What if this catches on? What if other business books are adapted to the screen?

In Search of Excellence
by Tom Peters and Robert Waterman
Two dudes travel through time collecting important people from business history for an oral presentation in their MBA program.

Guerrilla Marketing
by Jay Conrad Levinson
In 1972, a crack commando marketing unit was sent to prison by a military court for a crime they didn’t commit. These men promptly escaped from a maximum security stockade to the Los Angeles underground. Today, still wanted by the government, they survive as guerrilla marketers. If you have a marketing problem, if no one else can help, and if you can find them, maybe you can hire… The Guerrilla Marketing Team.

The Wealth of Nations
by Adam Smith
Socialists send a cyborg assassin back in time to kill Adam Smith’s mother.

War in the Boardroom
by Al and Laura Ries
An Army Major is assigned a dozen convicted creatives/marketers to train and lead them to infiltrate an off site meeting of CEOs at a chateau in France.
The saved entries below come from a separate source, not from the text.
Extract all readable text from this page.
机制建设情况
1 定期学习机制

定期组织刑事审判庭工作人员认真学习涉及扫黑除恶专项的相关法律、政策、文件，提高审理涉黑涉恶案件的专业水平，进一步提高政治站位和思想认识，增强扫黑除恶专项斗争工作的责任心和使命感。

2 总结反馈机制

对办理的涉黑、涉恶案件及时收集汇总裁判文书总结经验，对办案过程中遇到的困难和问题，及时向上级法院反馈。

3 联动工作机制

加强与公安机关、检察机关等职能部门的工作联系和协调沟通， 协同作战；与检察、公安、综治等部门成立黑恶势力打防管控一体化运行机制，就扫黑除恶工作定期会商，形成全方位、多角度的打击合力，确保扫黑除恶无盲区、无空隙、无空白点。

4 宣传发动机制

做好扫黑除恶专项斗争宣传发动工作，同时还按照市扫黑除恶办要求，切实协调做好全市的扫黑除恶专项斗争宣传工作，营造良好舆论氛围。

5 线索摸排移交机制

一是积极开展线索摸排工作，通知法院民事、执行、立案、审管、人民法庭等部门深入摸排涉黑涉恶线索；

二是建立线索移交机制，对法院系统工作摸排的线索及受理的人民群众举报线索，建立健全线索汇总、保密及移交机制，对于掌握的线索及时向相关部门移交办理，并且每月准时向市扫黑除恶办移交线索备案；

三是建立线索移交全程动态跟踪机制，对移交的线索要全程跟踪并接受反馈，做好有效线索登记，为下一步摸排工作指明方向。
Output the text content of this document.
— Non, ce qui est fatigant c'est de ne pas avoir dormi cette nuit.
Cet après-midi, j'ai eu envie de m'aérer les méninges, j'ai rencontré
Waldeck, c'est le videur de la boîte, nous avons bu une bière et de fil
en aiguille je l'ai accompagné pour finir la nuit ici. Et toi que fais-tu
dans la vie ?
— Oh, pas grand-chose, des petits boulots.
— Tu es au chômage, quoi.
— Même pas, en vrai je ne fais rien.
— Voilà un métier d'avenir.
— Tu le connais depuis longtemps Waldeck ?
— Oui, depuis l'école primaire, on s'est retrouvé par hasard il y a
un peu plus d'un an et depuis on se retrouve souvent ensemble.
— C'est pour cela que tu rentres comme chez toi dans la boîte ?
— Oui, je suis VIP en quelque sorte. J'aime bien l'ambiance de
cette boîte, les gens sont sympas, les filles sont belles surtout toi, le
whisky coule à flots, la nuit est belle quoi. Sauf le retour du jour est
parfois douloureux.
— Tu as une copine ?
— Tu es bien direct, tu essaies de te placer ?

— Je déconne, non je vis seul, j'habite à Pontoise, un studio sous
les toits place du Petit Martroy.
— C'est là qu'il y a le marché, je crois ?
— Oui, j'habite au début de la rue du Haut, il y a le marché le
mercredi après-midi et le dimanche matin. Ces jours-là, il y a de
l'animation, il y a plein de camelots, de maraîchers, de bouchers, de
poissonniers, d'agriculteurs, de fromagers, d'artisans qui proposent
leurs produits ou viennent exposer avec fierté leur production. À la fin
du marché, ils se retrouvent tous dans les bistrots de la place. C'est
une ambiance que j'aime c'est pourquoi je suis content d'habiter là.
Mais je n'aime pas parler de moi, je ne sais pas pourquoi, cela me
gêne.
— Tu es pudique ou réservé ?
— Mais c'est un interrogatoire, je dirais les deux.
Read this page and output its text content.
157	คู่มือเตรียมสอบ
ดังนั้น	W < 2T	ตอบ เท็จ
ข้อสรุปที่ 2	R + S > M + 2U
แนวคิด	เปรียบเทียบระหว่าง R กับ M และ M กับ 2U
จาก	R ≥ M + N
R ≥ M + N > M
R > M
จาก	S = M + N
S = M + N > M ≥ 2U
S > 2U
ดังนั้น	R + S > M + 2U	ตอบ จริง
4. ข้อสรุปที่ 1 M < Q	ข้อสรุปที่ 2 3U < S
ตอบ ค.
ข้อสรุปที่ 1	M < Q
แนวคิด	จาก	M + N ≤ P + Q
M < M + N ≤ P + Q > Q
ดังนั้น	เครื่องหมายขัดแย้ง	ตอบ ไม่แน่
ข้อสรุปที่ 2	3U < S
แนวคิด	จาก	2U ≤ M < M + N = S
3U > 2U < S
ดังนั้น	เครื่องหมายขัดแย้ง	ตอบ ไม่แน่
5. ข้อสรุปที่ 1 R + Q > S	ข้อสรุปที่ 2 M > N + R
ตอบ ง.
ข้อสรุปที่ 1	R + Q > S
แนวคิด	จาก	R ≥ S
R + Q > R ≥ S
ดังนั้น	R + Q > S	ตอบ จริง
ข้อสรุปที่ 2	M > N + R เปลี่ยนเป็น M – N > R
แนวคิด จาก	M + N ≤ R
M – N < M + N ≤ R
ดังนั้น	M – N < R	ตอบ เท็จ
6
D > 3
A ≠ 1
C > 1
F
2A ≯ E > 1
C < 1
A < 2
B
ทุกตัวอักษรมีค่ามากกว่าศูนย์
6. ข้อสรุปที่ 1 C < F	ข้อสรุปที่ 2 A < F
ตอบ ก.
100 Best Business Books of All Time
by Jack Covert and Todd Sattersten
Kramer tries to convince Elaine to pitch his idea for a “business book about business books” to Mr. Lippman.

The Wisdom of Crowds
by James Surowieki
A tidal wave overturns an ocean liner. People must make the decision to stay put with the majority or follow a ragtag group up through the bowels of the ship.

Purple Cow
by Seth Godin
A spider uses outdoor advertising in a high traffic area on the farm to convince others that a cow is “remarkable” and “some cow”

What are your ideas? What biz book would you like to see made into a movie? Leave them in the comments. Also — bonus points for anyone in the comments who can list the movies/tv shows I’ve based these descriptions on.

me 2.0

A few weeks ago, Dan Schawbel forwarded me a sneak peek of his new book, Me 2.0: Build a Powerful Brand to Achieve Career Success and asked me to offer a review.

The idea of a personal brand not a new idea. I remember chewing on the concept when Tom Peters introduced it back in one of the first issues of Fast Company magazine. But Tom may have been a little ahead of his time (he usually is). When he introduced the idea back in the late 90s, the web was still primarily a one way medium of electronic brochure websites. But today’s social web offers an easy on-ramp for anyone to build a personal brand. The problem is that most people (young and old) don’t realize they’re building (or destroying) their brand with their online actions.

Dan has geared his book toward Gen Y / Millennials young professionals. But it’s a good basic primer for anyone who wants to control the brand image they’re projecting. While Me 2.0 does offer advice on networking and the off-line real world, most of the book focuses on how to use personal websites, blogs, and social networks to build an online brand for the individual. Frankly, it should be required reading before anyone can sign up for a Facebook, LinkedIn, or other social network account.

If you’re a seasoned pro at networking (online and off), the book will probably be a bit too basic for you. But if you’re just starting a career or are new to the online world, Me 2.0 is an essential guide. The job market is rough for anyone right now — especially so for young professionals. Me 2.0 solidifies the idea that has been true for sometime now. The “company man” has faded into the background and is gone. Each individual is a product that needs to stand up and be noticed. The way to do that is with your personal brand.

It’s a lot like the old saying: the best time to plant a tree is 20 years ago; the second best time is today. You should already be properly managing your personal brand. If you’re not, now is the time to start.

DISCLAIMER: Dan provided me a free copy of the book to review.